Untuk merebut kekayaan dan kerajaan Yudistira, Duryodana mengundang Yudistira untuk main dadu ini atas ide Sangkuni, hal
ini dilakukan sebenarnya untuk menipu Pandawa mengundang Yudistira untuk main
dadu dengan taruhan. Yudistira yang gemar main dadu tidak menolak undangan
tersebut dan bersedia datang ke Hastinapura.
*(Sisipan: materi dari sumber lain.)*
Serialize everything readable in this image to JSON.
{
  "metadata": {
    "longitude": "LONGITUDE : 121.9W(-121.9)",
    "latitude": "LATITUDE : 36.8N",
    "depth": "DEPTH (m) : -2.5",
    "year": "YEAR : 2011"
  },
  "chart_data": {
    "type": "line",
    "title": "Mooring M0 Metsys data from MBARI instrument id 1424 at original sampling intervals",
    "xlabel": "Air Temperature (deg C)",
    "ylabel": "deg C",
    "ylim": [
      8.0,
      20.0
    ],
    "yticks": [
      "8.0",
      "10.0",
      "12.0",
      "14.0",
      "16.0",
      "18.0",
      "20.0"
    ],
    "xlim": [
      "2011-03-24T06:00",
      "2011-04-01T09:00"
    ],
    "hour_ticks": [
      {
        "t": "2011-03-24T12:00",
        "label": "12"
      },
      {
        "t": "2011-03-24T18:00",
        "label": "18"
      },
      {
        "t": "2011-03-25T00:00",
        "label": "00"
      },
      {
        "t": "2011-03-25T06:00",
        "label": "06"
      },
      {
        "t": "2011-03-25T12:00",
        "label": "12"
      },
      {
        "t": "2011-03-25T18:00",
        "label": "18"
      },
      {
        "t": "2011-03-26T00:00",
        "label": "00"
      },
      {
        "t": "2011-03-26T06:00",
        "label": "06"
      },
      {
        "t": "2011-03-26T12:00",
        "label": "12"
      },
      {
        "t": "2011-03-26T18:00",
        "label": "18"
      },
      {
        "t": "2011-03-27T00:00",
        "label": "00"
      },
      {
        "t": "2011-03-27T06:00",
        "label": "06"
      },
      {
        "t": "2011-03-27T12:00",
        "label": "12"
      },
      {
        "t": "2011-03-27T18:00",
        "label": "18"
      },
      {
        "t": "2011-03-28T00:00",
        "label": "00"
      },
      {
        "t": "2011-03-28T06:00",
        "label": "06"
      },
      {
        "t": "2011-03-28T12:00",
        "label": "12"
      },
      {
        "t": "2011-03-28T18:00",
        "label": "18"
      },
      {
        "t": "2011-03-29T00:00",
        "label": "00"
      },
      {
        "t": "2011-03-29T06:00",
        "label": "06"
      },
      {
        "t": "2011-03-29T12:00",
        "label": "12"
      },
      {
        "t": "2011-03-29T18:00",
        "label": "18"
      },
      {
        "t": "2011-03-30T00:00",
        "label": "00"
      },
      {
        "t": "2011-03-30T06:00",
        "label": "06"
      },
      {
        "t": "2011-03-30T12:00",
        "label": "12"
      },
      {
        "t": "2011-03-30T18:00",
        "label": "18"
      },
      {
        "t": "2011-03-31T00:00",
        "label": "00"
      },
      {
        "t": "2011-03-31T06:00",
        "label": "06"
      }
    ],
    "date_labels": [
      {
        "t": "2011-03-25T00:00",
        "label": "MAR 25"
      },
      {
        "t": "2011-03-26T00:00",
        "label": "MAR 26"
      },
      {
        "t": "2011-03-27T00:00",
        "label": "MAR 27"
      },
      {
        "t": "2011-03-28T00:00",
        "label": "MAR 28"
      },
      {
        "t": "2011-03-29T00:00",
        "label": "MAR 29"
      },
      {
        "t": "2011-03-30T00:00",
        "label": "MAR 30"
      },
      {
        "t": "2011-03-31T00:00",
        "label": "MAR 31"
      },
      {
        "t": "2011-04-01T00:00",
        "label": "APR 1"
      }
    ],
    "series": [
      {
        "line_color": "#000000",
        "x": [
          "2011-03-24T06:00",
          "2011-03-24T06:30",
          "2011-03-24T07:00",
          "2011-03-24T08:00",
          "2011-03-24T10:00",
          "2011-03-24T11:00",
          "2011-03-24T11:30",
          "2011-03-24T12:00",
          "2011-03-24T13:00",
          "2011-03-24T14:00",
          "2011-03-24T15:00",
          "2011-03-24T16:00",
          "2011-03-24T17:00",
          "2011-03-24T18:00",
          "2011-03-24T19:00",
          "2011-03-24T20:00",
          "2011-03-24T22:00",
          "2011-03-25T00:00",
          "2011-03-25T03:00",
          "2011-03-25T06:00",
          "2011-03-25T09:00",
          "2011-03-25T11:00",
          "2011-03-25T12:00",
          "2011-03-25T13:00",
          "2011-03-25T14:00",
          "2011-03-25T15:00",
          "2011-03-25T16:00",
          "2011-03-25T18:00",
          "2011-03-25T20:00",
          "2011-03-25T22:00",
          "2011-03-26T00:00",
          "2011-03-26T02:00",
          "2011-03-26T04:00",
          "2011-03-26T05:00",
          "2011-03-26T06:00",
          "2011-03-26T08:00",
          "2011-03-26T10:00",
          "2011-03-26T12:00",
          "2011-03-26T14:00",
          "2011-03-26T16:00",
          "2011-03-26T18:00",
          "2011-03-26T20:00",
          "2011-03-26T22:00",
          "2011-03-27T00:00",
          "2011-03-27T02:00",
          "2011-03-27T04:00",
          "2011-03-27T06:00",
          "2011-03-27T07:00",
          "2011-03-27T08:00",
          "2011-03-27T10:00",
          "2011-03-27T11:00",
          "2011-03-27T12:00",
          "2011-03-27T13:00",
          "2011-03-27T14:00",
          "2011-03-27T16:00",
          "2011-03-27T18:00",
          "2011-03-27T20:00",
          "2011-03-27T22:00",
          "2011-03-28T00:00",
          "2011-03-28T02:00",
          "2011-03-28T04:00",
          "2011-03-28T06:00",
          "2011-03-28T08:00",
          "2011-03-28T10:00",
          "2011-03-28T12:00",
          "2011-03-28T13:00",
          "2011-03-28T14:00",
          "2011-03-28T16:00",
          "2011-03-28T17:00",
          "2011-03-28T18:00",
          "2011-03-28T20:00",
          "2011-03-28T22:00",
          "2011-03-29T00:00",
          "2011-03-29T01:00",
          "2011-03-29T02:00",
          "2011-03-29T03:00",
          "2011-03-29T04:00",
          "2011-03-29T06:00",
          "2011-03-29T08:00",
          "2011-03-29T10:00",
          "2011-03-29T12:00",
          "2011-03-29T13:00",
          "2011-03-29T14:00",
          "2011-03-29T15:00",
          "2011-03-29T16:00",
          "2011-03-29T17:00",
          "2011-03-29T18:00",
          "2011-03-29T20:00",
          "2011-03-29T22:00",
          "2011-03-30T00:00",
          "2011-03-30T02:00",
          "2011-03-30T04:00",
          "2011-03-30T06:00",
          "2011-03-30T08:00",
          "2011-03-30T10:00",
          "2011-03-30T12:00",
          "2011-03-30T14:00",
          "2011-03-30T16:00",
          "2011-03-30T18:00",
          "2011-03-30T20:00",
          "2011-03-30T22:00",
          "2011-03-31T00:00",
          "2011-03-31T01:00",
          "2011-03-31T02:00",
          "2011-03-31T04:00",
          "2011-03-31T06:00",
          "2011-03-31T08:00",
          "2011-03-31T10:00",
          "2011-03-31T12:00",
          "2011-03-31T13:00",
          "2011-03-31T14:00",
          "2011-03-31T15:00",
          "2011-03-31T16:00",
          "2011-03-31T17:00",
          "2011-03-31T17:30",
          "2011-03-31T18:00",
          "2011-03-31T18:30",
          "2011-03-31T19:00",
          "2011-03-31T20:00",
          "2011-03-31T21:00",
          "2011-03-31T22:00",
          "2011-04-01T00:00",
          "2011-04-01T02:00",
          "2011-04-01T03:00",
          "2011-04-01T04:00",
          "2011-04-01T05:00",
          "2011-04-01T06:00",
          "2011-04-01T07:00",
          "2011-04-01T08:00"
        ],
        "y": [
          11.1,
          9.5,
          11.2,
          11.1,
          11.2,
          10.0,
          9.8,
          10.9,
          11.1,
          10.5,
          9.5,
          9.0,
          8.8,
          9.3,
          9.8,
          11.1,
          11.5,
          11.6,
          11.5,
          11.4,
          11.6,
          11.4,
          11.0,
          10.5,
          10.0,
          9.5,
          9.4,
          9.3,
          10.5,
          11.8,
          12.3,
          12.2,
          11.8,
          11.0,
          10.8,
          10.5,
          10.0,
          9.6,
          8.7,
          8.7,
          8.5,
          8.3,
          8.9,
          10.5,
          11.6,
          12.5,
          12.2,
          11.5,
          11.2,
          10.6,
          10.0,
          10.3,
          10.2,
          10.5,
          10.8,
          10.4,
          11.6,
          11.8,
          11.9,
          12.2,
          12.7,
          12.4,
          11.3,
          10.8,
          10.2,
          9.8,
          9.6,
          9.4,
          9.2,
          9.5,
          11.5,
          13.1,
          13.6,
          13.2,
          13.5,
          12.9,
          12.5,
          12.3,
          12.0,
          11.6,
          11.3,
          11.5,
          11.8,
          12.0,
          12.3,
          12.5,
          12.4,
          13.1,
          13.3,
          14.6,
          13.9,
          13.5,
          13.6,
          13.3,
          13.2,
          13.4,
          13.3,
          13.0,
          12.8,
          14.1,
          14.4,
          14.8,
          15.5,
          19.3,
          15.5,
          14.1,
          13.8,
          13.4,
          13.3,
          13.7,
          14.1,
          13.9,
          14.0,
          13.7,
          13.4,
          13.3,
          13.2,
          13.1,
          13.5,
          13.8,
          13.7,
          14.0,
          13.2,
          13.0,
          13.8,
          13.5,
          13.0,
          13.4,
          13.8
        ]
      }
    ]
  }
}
Pada saat permainan dadu, Duryodana diwakili oleh Sangkuni sebagai bandar dadu yang memiliki kesaktian untuk berbuat
curang. Permulaan permainan taruhan senjata perang, taruhan pemainan terus
meningkat menjadi taruhan harta kerajaan, selanjutnya prajurit dipertaruhkan,
dan sampai pada puncak permainan Kerajaan menjadi taruhan, Pandawa kalah
habislah semua harta dan kerajaan Pandawa termasuk saudara juga dipertaruhkan
dan yang terakhir istrinya Dropadi dijadikan taruhan.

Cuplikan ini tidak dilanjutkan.